If some of this is to distract from the players who won’t be available for Sunday’s game, well, that’s perfectly understandable: both sides will have some big gaps.
"I said at the start of pre-season that Thomas could leave us because he needs to play now," Wenger said in a press conference on Thursday. "He’s in a position now where it’s difficult to stand in his way if he finds an interesting opportunity."
Arsenal have added an intriguing quartet, headlined by Chilean star Alexis Sanchez. 19-year-old Calum Chambers was signed as part of Southampton’s fire sale, and is expected to slot in for the departed Thomas Vermaelen. Arsenal also picked up keeper David Ospina to challenge Wojciech Szczesny. Sagna’s departure does leave a hole, and it is difficult not to see his direct replacement, Mathieu Debuchy, as a downgrade at that position.
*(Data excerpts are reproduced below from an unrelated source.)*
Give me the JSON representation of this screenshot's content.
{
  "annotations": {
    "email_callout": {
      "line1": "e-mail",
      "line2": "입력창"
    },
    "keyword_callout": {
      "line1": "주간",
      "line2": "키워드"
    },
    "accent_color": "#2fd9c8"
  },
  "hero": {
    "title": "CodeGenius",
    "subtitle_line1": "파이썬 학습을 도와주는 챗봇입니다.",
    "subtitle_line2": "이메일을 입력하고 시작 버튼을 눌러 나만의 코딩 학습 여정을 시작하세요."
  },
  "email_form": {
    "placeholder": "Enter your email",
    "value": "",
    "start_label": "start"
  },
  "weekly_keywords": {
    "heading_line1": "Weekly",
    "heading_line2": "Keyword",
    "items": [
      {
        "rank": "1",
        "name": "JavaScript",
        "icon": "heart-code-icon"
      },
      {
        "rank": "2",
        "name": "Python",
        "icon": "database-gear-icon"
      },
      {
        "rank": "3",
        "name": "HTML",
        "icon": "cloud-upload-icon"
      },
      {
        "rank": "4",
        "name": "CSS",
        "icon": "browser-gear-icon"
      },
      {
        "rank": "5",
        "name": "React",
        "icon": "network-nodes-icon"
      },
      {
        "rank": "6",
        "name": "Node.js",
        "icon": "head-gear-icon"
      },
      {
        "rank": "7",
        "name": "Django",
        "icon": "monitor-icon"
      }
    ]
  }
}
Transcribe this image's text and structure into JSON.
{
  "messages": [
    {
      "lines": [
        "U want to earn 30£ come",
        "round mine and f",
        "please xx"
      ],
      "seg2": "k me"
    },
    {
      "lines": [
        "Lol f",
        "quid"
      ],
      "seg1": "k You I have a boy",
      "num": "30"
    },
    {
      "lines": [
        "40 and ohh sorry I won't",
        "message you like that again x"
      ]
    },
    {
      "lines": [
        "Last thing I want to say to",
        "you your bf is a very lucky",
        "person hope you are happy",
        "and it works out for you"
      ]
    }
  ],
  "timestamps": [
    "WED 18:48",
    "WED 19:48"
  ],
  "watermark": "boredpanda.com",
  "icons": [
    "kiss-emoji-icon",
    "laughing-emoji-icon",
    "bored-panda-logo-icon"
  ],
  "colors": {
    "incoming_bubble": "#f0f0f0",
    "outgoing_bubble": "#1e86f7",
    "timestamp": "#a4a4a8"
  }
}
City have had a quieter off-season – by their standards, at least — with only four transfers so far. Eliaquim Mangala is expected to join the club from Porto as well, but as it stands, City have picked up Fernando, former Arsenal right back Sagna — and Lampard. The England midfielder left Chelsea for MLS’ newest club, but with a year to go before NYC FC begins play, Lampard was loaned back to City, who will also pay his wages.
Most of these players will not feature on Sunday as City have confirmed eight players are out — including Lampard and Sagna — along with six men who featured in the World Cup. Sergio Aguero, Vincent Kompany and Pablo Zabaleta highlight the list, but new keeper Willy Caballero is in the squad alongside Fernando.
With little to play for here, expect both teams to try things out. For Arsenal, both Yaya Sanogo and Joel Campbell have impressed in flashes, and fans may be wondering if either man is ready to step into a primetime slot. Arsenal also still need a solid holding midfielder, which is why the club is reportedly interested in Sporting Lisbon’s William Carvalho — though a deal is a long way off. That lack of tenacity in the middle could haunt the Gunners this season, though they feel closer to a complete team than they have in years past.
City fans will be wondering if Stevan Jovetic can repeat the form he displayed at Fiorentina after a disappointing poor season at City. They will also be wondering just how Fernando slots in alongside the likes of Yaya Toure.
But don’t expect those questions to be answered immediately on Sunday. Instead, take the Community Shield for what it is: An amuse-bouche for the season to come.